I suggest that it is the responsibility of a civilized society to take care of those who simply cannot take care of themselves. As evidenced by Sandy Hook and countless other mass shootings, it is in our best interest to make provisions for those deemed unable to assimilate.
I place a high value on self-reliance and personal accountability, but these values are simply out of reach for a segment of the population.
For those who suffer mental, psychological and cognitive challenges, we as a society owe it to ourselves to make provisions that will maximize their quality of life, offer training and job opportunities, protect lives, and eventually enable some to assimilate.
Political ideologies have no place in this dialogue.
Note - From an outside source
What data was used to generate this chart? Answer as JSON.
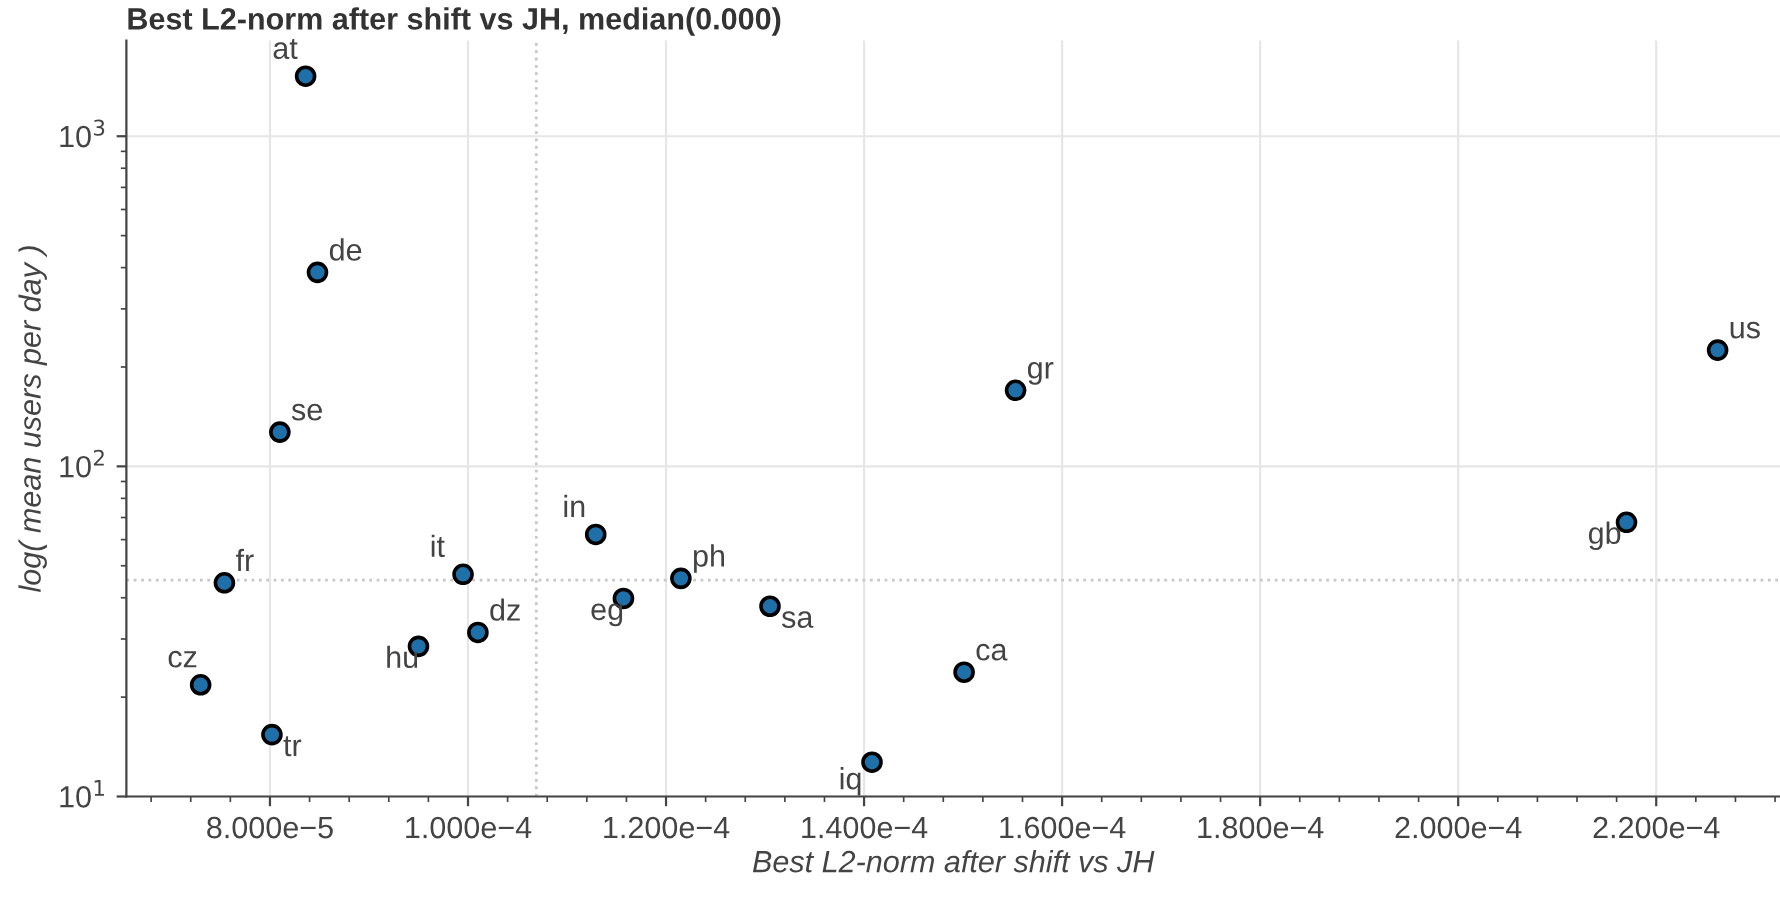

I urge our lawmakers to examine how we may provide therapy, socialization, medical help and, if necessary, living arrangements for the most troubled among us.
While in Paris earlier this month, my wife and I went to a wonderful exposition of the works of American artist Edward Hopper at the Grand Palais. We were unaware until after our arrival that the show was in Paris.
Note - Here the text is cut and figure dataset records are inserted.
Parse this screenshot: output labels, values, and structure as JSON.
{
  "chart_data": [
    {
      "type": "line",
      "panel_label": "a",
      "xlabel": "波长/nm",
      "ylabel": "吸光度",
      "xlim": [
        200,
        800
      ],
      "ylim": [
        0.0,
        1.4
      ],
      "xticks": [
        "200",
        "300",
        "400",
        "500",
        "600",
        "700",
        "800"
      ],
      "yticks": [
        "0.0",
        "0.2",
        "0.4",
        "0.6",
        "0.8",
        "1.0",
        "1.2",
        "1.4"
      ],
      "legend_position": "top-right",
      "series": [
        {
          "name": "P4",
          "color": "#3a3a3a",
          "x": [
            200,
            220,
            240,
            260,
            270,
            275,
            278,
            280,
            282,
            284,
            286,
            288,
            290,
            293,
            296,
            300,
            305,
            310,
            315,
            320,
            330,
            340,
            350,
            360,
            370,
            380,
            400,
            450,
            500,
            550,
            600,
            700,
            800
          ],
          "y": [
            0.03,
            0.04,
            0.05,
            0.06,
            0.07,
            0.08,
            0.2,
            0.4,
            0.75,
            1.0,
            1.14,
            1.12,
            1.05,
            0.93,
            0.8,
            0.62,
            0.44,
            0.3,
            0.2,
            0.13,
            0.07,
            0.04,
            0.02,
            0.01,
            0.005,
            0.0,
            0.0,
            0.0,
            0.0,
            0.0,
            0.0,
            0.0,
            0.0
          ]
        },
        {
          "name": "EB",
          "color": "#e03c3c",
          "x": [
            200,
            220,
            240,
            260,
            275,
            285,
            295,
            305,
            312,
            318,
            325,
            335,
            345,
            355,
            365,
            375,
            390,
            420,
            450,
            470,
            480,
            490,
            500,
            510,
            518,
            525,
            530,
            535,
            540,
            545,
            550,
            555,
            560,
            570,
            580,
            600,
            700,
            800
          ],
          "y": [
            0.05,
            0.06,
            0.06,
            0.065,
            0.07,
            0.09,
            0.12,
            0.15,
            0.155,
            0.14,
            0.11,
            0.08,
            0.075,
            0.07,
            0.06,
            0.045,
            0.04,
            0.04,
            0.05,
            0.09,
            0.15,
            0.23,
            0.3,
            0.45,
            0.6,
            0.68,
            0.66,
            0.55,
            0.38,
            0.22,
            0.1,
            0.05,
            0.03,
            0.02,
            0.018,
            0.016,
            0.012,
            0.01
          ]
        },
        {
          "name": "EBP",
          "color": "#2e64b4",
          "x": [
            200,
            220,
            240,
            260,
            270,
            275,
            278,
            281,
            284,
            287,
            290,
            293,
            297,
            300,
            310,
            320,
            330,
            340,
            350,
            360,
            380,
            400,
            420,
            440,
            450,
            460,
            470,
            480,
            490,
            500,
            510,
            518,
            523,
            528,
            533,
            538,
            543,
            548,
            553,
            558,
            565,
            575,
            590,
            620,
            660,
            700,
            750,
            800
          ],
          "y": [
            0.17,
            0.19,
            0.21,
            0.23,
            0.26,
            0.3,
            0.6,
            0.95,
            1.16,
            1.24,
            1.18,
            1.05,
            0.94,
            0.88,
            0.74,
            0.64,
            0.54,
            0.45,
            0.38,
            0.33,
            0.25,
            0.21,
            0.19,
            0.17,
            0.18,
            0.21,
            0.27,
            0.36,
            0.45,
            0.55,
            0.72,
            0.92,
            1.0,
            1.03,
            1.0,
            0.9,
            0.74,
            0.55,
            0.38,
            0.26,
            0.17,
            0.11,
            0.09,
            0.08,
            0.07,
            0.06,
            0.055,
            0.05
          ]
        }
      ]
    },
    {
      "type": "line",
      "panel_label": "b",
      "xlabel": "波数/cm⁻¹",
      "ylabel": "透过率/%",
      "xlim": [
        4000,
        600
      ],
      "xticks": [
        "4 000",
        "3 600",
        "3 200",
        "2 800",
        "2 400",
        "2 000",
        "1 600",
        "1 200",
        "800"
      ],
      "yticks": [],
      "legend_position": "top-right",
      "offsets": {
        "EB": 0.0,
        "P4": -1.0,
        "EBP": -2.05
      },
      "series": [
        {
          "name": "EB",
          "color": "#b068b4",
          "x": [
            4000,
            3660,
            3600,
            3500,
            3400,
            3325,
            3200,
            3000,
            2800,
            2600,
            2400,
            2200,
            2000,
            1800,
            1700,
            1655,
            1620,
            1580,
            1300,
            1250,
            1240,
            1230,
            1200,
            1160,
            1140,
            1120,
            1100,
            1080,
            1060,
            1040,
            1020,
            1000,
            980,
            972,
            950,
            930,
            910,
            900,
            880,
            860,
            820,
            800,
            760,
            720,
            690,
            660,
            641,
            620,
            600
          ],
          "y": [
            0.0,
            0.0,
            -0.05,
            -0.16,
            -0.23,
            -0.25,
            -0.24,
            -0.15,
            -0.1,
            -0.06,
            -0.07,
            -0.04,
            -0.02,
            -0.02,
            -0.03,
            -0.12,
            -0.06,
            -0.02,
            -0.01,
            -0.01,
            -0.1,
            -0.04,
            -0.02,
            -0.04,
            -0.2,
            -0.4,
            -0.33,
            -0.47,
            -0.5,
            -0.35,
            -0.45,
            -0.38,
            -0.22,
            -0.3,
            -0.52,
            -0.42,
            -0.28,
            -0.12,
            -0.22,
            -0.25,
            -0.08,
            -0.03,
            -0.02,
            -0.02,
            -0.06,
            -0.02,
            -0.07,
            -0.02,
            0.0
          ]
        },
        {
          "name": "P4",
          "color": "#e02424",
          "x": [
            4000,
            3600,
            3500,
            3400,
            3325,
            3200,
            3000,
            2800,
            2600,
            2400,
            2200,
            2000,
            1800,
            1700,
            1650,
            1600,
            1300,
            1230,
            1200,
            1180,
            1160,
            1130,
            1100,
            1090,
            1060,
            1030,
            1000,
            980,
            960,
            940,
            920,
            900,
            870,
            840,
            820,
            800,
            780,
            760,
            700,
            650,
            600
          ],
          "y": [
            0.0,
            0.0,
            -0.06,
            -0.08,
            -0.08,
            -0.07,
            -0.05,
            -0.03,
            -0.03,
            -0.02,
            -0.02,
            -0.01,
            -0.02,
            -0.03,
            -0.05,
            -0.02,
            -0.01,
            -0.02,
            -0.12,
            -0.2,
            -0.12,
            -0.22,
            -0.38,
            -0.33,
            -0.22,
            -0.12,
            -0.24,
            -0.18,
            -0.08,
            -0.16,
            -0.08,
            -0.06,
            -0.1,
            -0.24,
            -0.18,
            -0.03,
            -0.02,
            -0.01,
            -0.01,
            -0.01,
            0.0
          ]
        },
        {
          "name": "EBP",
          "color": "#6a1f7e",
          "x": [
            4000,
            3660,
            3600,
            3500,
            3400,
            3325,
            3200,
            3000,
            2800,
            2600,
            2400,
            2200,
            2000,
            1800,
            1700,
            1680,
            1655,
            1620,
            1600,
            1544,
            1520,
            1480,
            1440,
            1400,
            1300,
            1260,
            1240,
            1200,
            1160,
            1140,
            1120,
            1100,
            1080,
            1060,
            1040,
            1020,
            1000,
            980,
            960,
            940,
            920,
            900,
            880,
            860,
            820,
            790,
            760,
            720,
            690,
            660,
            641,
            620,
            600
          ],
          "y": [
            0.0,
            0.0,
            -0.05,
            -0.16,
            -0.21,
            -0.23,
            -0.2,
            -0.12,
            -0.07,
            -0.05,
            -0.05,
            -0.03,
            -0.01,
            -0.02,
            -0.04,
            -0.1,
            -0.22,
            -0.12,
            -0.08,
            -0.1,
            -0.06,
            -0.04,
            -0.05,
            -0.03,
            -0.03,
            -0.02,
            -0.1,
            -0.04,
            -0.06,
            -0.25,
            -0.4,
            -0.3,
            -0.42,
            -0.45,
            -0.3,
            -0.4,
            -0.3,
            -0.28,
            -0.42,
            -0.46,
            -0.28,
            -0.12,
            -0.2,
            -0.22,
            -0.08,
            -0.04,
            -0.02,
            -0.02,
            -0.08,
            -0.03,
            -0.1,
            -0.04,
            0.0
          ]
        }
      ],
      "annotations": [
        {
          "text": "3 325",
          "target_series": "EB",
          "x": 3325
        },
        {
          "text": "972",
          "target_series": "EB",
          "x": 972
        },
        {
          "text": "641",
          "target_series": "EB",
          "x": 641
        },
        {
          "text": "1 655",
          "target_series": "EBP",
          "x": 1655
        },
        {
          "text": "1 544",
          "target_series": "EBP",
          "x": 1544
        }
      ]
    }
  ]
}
The attendance was overwhelming. The wait in line just to buy a ticket and enter was more than an hour. While slowly moving forward, we made the acquaintance of a young French couple who told me that they were enthusiastic to be able to see so many of his works, and that Hopper was one of their favorite American artists.
I told them that I was from Wichita and we had four of his paintings in the Wichita Art Museum, including “Conference at Night,” which is considered to be one of his very best. As we walked together, I described it.
Not knowing it was there, in the last salon with his most famous works, such as “Nighthawks,” “Lighthouse Hill,” etc., they delightedly pointed it out to me, displayed prominently by itself on one wall, with full credit and acknowledgment to the Wichita Art Museum. Naturally, I was surprised and very happy to see it and to watch the attendees stand and admire it and to hear their comments. Had I just looked at my ticket, I would have seen its reproduction on one side.
Thanks to the Wichita Art Museum and staff, its board of trustees, and the trustees of the Roland P. Murdock Collection, Elizabeth Koch and Roger Turner, our Hopper has been made available to the world at large. I hope we continue to make available to others some more of the treasures we have at the museum.